Enquanto isso, eu formava a equipe de desenvolvimento de produto da IMVU utilizando alguns dos métodos heterodoxos que mencionei anteriormente. Comparados às teorias tradicionais de desenvolvimento de produto que havia aprendido em minha carreira, esses métodos não faziam sentido. No entanto, pude perceber por experiência própria que estavam funcionando. Esforcei-me, então, para explicar as práticas aos novos funcionários, investidores e fundadores de outras empresas. Carecíamos de uma linguagem comum para descrevê-las e de princípios concretos para compreendê-las.

Comecei a procurar ideias em iniciativas no exterior que pudessem me ajudar a compreender minha experiência. Comecei a estudar outros setores, especialmente o industrial, que origina a maioria das teorias modernas de administração. Estudei a manufatura enxuta, processo que nasceu no Japão com o Sistema de Produção Toyota: um modo totalmente novo de pensar acerca da manufatura de bens físicos. Constatei que, ao aplicar ideias da manufatura enxuta aos meus desafios empresariais – com alguns ajustes e mudanças –, eu tinha o começo de um arcabouço que fazia sentido para eles.

Essa linha de pensamento evoluiu até a startup enxuta: a aplicação do pensamento enxuto ao processo de inovação.
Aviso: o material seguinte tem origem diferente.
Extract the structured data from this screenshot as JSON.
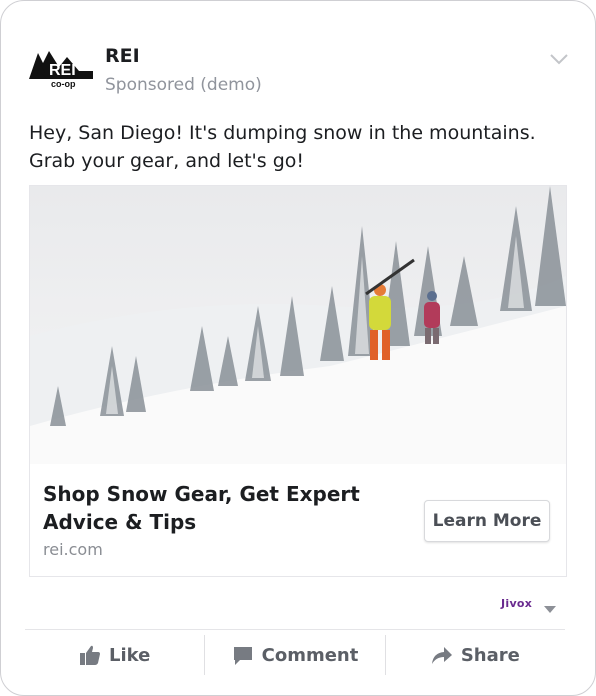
{
  "post": {
    "brand": "REI",
    "sponsored": "Sponsored (demo)",
    "message": "Hey, San Diego! It's dumping snow in the mountains. Grab your gear, and let's go!",
    "logo_text_top": "REI",
    "logo_text_bottom": "co-op"
  },
  "ad": {
    "headline": "Shop Snow Gear, Get Expert Advice & Tips",
    "domain": "rei.com",
    "cta": "Learn More"
  },
  "ad_network": {
    "label": "Jivox"
  },
  "actions": {
    "like": "Like",
    "comment": "Comment",
    "share": "Share"
  },
  "icons": {
    "menu": "chevron-down-icon",
    "like": "thumbs-up-icon",
    "comment": "speech-bubble-icon",
    "share": "share-arrow-icon"
  },
  "colors": {
    "text": "#1c1e21",
    "muted": "#90949c",
    "jivox": "#6a2b8f"
  }
}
A IMVU tornou-se um grande sucesso. Seus clientes criaram mais de 60 milhões de avatares. É uma empresa lucrativa, com receita anual de mais de 50 milhões de dólares em 2011, e que emprega mais de cem pessoas em seus atuais escritórios em Mountain View, na Califórnia. O catálogo de produtos virtuais da IMVU – que pareceu tão arriscado anos atrás – agora possui mais de 6 milhões de itens; mais de 7 mil são adicionados por dia, quase todos criados pelos clientes.

Como resultado desse sucesso, comecei a ser solicitado a dar conselhos a outras startups e investidores de capital de risco. Ao descrever minhas experiências na IMVU, muitas vezes enfrentava olhares sem expressão ou ceticismo extremo. A reação mais comum era: “Isso nunca vai funcionar”. Minha experiência ia tão contra o pensamento convencional, que a maioria das pessoas, mesmo no centro de inovação que é o Vale do Silício, não era capaz de entender.

Então, comecei a escrever, primeiro num blog intitulado Startup Lessons Learned, e a falar – em conferências, para empresas, startups e investidores de capital de risco – para qualquer pessoa com vontade de escutar. Ao ser convocado para defender e explicar minhas percepções, e com a colaboração de outros autores, pensadores e empreendedores, tive a oportunidade de refinar e desenvolver a teoria da startup enxuta além dos seus princípios rudimentares. Desde o começo, minha esperança foi encontrar maneiras de eliminar os inúmeros desperdícios que observava ao meu redor: startups que faziam produtos que ninguém

queria, novos produtos retirados das prateleiras, incontáveis sonhos irrealizados. Com o tempo, a ideia da startup enxuta floresceu num movimento mundial. Os

empreendedores começaram a constituir grupos locais para discutir e aplicar as ideias da startup enxuta. Atualmente, há comunidades de prática organizadas em mais de cem cidades do mundo.2 Viajei por países e continentes. Em todos os lugares, observei sinais de um novo renascimento do empreendedorismo. O movimento da startup enxuta está tornando o empreendedorismo acessível a toda uma nova geração de fundadores, que estão sedentos por novas ideias sobre como construir empresas bem-sucedidas.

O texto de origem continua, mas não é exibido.